Kinetic study of CO 2 absorption in aqueous solutions of 2‐((2‐aminoethyl)amino)‐ethanol using a stirred cell reaction calorimeter

In the literature, aqueous 2‐((2‐aminoethyl)amino) ethanol (AEEA) is identified as a promising solvent for postcombustion CO 2 capture. In this work, the kinetics of CO 2 absorption in the aqueous AEEA, containing a primary and a secondary amino group, is studied over a wide temperature range of 303.15‐343.15 K and the amine concentration in the range of 0.47‐2.89 M using the fall‐in‐pressure technique in a stirred cell reaction calorimeter setup with a horizontal gas‐liquid interface. The overall rate constants for (AEEA + H 2 O + CO 2 ) reaction system are estimated in the pseudo–first‐order reaction regime.

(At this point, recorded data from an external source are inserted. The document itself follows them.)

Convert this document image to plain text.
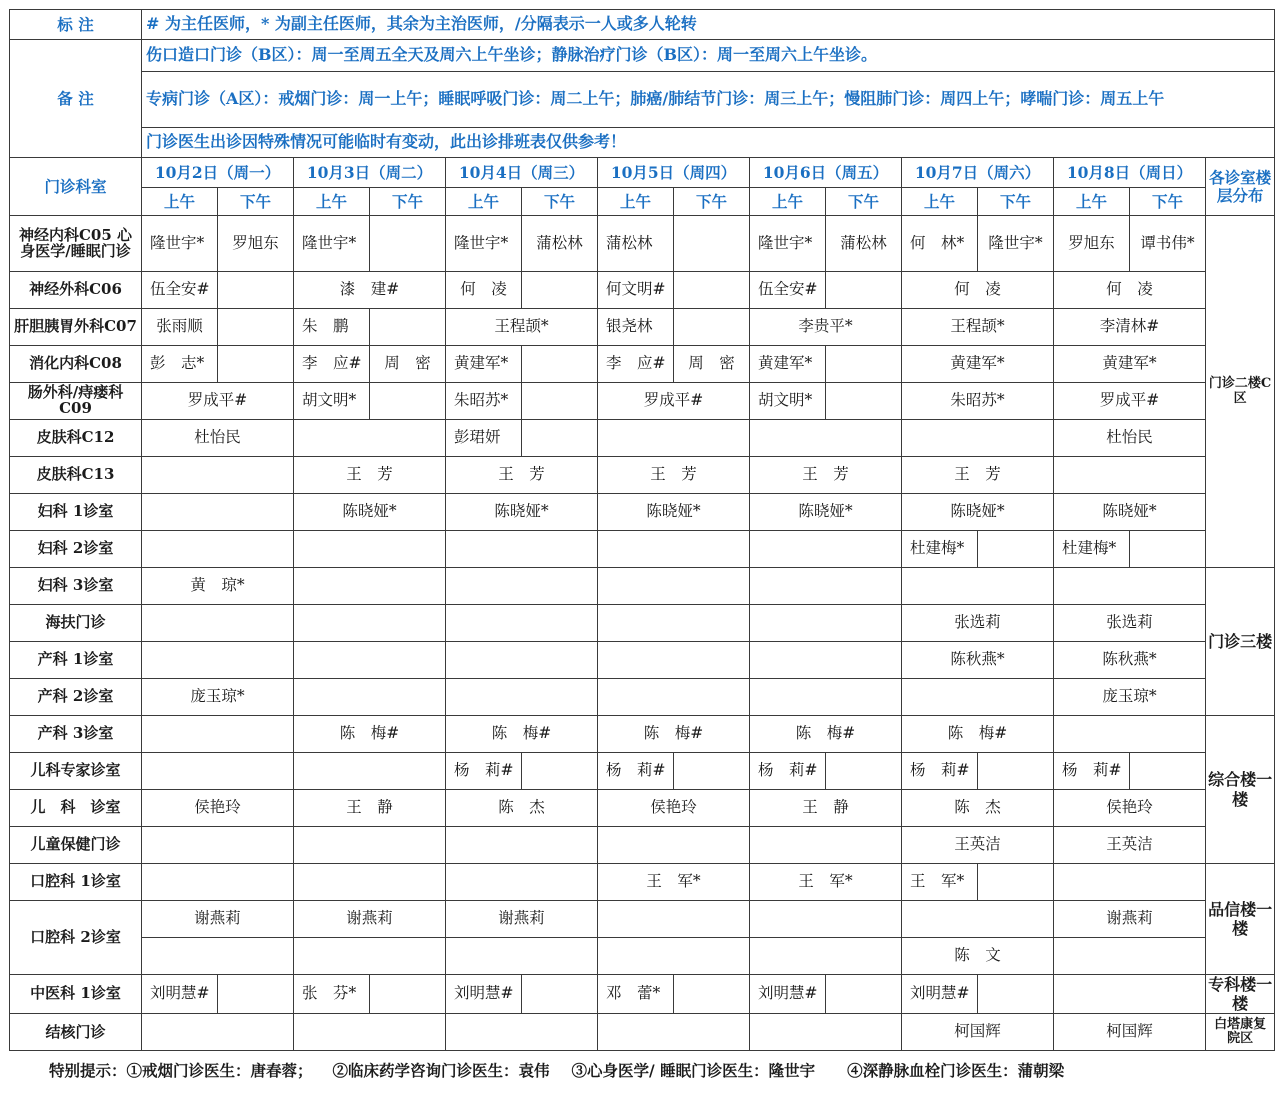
标 注	# 为主任医师，* 为副主任医师，其余为主治医师，/分隔表示一人或多人轮转														
备 注	伤口造口门诊（B区）：周一至周五全天及周六上午坐诊；静脉治疗门诊（B区）：周一至周六上午坐诊。														
	专病门诊（A区）：戒烟门诊：周一上午；睡眠呼吸门诊：周二上午；肺癌/肺结节门诊：周三上午；慢阻肺门诊：周四上午；哮喘门诊：周五上午														
	门诊医生出诊因特殊情况可能临时有变动，此出诊排班表仅供参考！														
门诊科室	10月2日（周一）		10月3日（周二）		10月4日（周三）		10月5日（周四）		10月6日（周五）		10月7日（周六）		10月8日（周日）		各诊室楼层分布
	上午	下午	上午	下午	上午	下午	上午	下午	上午	下午	上午	下午	上午	下午	
神经内科C05 心身医学/睡眠门诊	隆世宇*	罗旭东	隆世宇*		隆世宇*	蒲松林	蒲松林		隆世宇*	蒲松林	何　林*	隆世宇*	罗旭东	谭书伟*	门诊二楼C区
神经外科C06	伍全安#		漆　建#		何　凌		何文明#		伍全安#		何　凌		何　凌		
肝胆胰胃外科C07	张雨顺		朱　鹏		王程颉*		银尧林		李贵平*		王程颉*		李清林#		
消化内科C08	彭　志*		李　应#	周　密	黄建军*		李　应#	周　密	黄建军*		黄建军*		黄建军*		
肠外科/痔瘘科C09	罗成平#		胡文明*		朱昭苏*		罗成平#		胡文明*		朱昭苏*		罗成平#		
皮肤科C12	杜怡民				彭珺妍								杜怡民		
皮肤科C13			王　芳		王　芳		王　芳		王　芳		王　芳				
妇科 1诊室			陈晓娅*		陈晓娅*		陈晓娅*		陈晓娅*		陈晓娅*		陈晓娅*		
妇科 2诊室											杜建梅*		杜建梅*		
妇科 3诊室	黄　琼*														门诊三楼
海扶门诊											张选莉		张选莉		
产科 1诊室											陈秋燕*		陈秋燕*		
产科 2诊室	庞玉琼*												庞玉琼*		
产科 3诊室			陈　梅#		陈　梅#		陈　梅#		陈　梅#		陈　梅#				综合楼一楼
儿科专家诊室					杨　莉#		杨　莉#		杨　莉#		杨　莉#		杨　莉#		
儿　科　诊室	侯艳玲		王　静		陈　杰		侯艳玲		王　静		陈　杰		侯艳玲		
儿童保健门诊											王英洁		王英洁		
口腔科 1诊室							王　军*		王　军*		王　军*				品信楼一楼
口腔科 2诊室	谢燕莉		谢燕莉		谢燕莉								谢燕莉		
											陈　文				
中医科 1诊室	刘明慧#		张　芬*		刘明慧#		邓　蕾*		刘明慧#		刘明慧#				专科楼一楼
结核门诊											柯国辉		柯国辉		白塔康复院区
特别提示：①戒烟门诊医生：唐春蓉； ②临床药学咨询门诊医生：袁伟 ③心身医学/ 睡眠门诊医生：隆世宇 ④深静脉血栓门诊医生：蒲朝梁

The kinetic models based on zwitterion and the termolecular reaction mechanisms are used to predict kinetic rate constants. The experimental kinetic data are better correlated using the zwitterion mechanism (AAD 9.18%) than that of the termolecular mechanism (AAD 10.4%). The density, viscosity, and physical solubility of pure components and aqueous binary mixtures of AEEA are also measured at the similar temperature and concentration ranges of rate kinetics. Empirical models are proposed to predict pure component density and viscosity data with AAD of 0.02% and 7.17%, respectively. The Redlich‐Kister model, the Grunberg‐Nissan model, and the O'Connell's model are used to correlate experimental density, viscosity, and physical solubility data of the binary mixtures with AAD of 0.034%, 4.92%, and 6.5%, respectively. The reaction activation energy ( E a ∼ 32 kJ/mol) of the (AEEA + H 2 O + CO 2 ) system is calculated from the Arrhenius power‐law model using the zwitterion mechanism, which indicates lower energy barrier than that of the reported value for monoethanolamine (∼44 kJ/mol) in the literature.